Sir George rightly drew attention to the Select Committee system which has proved so valuable over the last twenty years. What he omitted was the name of Norman St John Stevas, the prime mover of the changes. He was not Margaret Thatcher's favourite person, which may have had something to do with his air-brushing out of Conservative history this morning.

(Given the keynote of austerity sounded by Eric Pickles, it was rather tactless to fill in the gap between presentations with a backing track which, if I heard correctly, repeated the mantra "Shop till you drop".)

Thursday, 1 October 2009

Glamorgan chairman refuses to guarantee Maynard's position

I would be more worried if he had given the traditional vote of confidence which means that the incumbent is on his way out!

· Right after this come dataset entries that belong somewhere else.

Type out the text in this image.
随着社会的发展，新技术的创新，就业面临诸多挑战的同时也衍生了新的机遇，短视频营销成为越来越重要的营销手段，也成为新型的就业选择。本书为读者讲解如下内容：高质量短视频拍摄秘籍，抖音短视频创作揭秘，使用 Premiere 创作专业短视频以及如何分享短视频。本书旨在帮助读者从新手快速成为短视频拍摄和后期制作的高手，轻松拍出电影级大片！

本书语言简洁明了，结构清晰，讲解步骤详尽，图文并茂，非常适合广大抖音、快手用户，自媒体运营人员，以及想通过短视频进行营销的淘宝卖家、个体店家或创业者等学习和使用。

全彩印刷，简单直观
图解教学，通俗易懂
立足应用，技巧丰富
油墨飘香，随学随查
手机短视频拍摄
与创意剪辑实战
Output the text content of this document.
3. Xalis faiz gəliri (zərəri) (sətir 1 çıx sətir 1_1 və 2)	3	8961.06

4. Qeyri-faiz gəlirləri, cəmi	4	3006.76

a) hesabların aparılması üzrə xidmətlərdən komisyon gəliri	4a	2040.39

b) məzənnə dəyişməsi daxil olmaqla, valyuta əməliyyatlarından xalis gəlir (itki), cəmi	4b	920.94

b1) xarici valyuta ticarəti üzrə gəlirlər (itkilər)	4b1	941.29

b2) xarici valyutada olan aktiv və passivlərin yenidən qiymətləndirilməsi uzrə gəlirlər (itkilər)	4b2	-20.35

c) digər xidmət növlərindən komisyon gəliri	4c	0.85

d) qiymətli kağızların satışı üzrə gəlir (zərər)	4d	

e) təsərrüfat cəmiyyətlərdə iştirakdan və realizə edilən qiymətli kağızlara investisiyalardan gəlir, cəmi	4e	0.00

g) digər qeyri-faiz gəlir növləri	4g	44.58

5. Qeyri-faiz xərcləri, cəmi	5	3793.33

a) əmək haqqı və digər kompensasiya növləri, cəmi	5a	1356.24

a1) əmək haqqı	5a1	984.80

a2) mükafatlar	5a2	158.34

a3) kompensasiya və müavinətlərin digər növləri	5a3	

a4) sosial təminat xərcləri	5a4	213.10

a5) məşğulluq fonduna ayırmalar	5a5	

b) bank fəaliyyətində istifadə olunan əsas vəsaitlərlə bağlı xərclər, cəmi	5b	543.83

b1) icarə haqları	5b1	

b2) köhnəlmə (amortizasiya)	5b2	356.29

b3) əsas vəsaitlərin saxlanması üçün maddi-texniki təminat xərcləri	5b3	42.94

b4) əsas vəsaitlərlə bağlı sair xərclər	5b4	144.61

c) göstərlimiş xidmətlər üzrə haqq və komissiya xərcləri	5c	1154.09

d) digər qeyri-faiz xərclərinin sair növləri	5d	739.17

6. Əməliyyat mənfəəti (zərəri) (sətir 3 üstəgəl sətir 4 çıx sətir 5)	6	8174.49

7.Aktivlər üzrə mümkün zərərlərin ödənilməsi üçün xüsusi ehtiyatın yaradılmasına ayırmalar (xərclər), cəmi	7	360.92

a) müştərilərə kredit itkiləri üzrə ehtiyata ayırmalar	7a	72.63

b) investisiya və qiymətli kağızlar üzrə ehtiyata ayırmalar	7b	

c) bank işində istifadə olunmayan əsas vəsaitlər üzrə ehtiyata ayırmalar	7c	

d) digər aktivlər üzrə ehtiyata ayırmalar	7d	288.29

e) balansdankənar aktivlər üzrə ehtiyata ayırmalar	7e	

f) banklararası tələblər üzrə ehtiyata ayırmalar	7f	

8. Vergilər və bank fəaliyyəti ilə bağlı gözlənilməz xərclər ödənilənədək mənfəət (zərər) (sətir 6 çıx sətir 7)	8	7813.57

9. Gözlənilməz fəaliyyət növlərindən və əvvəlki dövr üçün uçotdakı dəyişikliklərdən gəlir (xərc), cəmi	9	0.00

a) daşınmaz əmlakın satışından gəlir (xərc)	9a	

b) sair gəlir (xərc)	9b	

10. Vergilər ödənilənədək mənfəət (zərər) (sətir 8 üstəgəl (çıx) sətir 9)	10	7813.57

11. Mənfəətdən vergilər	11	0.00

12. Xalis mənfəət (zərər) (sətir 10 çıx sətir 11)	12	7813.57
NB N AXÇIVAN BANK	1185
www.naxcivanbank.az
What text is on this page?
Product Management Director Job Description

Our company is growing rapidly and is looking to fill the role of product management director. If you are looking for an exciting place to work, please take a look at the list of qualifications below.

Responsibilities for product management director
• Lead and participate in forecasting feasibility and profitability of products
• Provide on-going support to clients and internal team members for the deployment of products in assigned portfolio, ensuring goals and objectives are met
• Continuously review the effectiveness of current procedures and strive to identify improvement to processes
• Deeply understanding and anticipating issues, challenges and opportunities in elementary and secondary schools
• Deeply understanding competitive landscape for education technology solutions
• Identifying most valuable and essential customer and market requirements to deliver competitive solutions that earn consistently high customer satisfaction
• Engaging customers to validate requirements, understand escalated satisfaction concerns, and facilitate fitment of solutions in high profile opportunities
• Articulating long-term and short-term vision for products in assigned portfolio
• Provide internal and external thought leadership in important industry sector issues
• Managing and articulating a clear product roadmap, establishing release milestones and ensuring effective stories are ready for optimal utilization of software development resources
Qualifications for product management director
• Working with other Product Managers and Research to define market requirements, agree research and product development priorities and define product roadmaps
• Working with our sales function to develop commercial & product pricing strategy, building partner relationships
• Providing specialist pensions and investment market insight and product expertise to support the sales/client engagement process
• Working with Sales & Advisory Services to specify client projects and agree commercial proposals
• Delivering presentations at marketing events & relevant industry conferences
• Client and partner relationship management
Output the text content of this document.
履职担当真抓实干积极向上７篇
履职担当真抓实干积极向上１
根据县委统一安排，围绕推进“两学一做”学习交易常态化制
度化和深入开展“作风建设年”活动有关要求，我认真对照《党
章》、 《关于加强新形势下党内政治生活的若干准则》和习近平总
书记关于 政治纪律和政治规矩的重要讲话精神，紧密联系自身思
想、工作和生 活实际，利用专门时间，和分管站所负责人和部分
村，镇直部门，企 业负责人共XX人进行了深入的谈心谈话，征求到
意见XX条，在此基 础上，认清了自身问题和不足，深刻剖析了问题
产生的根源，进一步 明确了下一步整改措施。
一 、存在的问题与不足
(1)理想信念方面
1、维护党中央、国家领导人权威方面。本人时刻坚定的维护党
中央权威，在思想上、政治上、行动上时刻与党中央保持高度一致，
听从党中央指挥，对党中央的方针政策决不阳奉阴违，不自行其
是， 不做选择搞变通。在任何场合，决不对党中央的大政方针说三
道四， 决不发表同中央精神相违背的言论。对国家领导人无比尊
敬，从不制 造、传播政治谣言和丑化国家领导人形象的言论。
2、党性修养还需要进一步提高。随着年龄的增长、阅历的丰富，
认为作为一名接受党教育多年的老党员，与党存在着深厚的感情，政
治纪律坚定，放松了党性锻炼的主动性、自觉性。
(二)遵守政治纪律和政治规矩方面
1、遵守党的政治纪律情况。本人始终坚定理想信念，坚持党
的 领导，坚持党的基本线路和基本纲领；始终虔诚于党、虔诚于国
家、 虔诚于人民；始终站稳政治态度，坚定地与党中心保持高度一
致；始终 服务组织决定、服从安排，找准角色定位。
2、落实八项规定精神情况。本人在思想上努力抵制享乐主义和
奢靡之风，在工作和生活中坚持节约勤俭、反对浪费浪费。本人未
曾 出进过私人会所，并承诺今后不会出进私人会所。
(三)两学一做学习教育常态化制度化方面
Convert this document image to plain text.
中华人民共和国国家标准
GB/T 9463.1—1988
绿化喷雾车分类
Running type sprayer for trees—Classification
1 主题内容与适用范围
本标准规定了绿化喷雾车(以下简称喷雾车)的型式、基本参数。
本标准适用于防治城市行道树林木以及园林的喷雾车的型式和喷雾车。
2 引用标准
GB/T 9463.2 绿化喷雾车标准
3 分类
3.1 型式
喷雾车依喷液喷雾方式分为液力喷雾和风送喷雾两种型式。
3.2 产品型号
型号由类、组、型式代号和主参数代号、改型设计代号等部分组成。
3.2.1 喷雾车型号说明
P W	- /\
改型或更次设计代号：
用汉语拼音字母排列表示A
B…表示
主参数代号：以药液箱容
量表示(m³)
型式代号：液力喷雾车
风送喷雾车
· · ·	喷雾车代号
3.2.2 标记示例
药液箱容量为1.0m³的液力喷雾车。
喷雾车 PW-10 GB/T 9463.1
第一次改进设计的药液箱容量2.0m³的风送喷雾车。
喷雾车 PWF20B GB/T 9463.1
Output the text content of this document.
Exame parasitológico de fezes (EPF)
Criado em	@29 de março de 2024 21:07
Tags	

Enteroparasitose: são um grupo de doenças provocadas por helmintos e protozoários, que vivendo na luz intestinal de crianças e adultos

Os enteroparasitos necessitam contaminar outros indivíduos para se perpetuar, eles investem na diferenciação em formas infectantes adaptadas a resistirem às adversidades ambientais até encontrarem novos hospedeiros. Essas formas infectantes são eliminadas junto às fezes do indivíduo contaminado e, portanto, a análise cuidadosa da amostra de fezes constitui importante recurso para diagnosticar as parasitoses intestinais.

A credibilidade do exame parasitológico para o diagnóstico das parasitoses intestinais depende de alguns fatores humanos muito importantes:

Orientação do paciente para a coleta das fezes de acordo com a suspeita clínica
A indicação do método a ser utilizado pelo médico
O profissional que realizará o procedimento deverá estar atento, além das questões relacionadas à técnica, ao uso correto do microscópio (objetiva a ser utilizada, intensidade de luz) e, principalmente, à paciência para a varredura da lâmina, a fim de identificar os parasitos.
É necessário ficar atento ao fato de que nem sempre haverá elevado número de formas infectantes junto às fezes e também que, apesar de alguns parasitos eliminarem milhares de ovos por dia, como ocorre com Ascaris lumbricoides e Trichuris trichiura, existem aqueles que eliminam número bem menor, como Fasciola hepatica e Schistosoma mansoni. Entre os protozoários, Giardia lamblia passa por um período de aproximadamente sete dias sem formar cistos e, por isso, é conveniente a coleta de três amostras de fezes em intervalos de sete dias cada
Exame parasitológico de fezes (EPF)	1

Steve James, on Radio Wales this morning, reckoned that if Maynard goes, Dalrymple will also. While I have had my doubts about some of the cricket manager's pronouncements, I have none about Dalrymple's captaincy. In my view, he is the best since Tony Lewis, his bowling changes being particularly astute. It should be remembered that, though Glamorgan finished in the middle of the second division table, the gap between success and mediocrity was narrow. If memory serves, there were three matches in which Glamorgan were on the brink of victory having the opposition nine wickets down. If two of the three had gone the county's way, we could have been celebrating promotion now.

The letter that will never be printed

Not the least regrettable feature of the sudden demise of the Neath Guardian was that the letters page was dumped in favour of a retrospective article.

At least I have Web access and can post my last letter below. I am sorry for any reader who put a letter in and is not online. Anyway, I am not about to let Alun Llewelyn have the last word:

Letter to Neath Guardian "points of view"

Does Alun Llewelyn (“points of view”, September 24) really claim that the economic policies of the current coalition government in Cardiff are “Plaid-led”? If so, he must be accepting responsibility for the overwhelming financial pressure on local authorities to persuade their tenants to say “Yes” to housing stock transfer.

Of course this is not so. We both know that the Plaid Cymru housing minister is following the Labour policy made in Westminster, just as the Nationalists have done about-turns on fair votes and local income tax in return for their ministerial seats.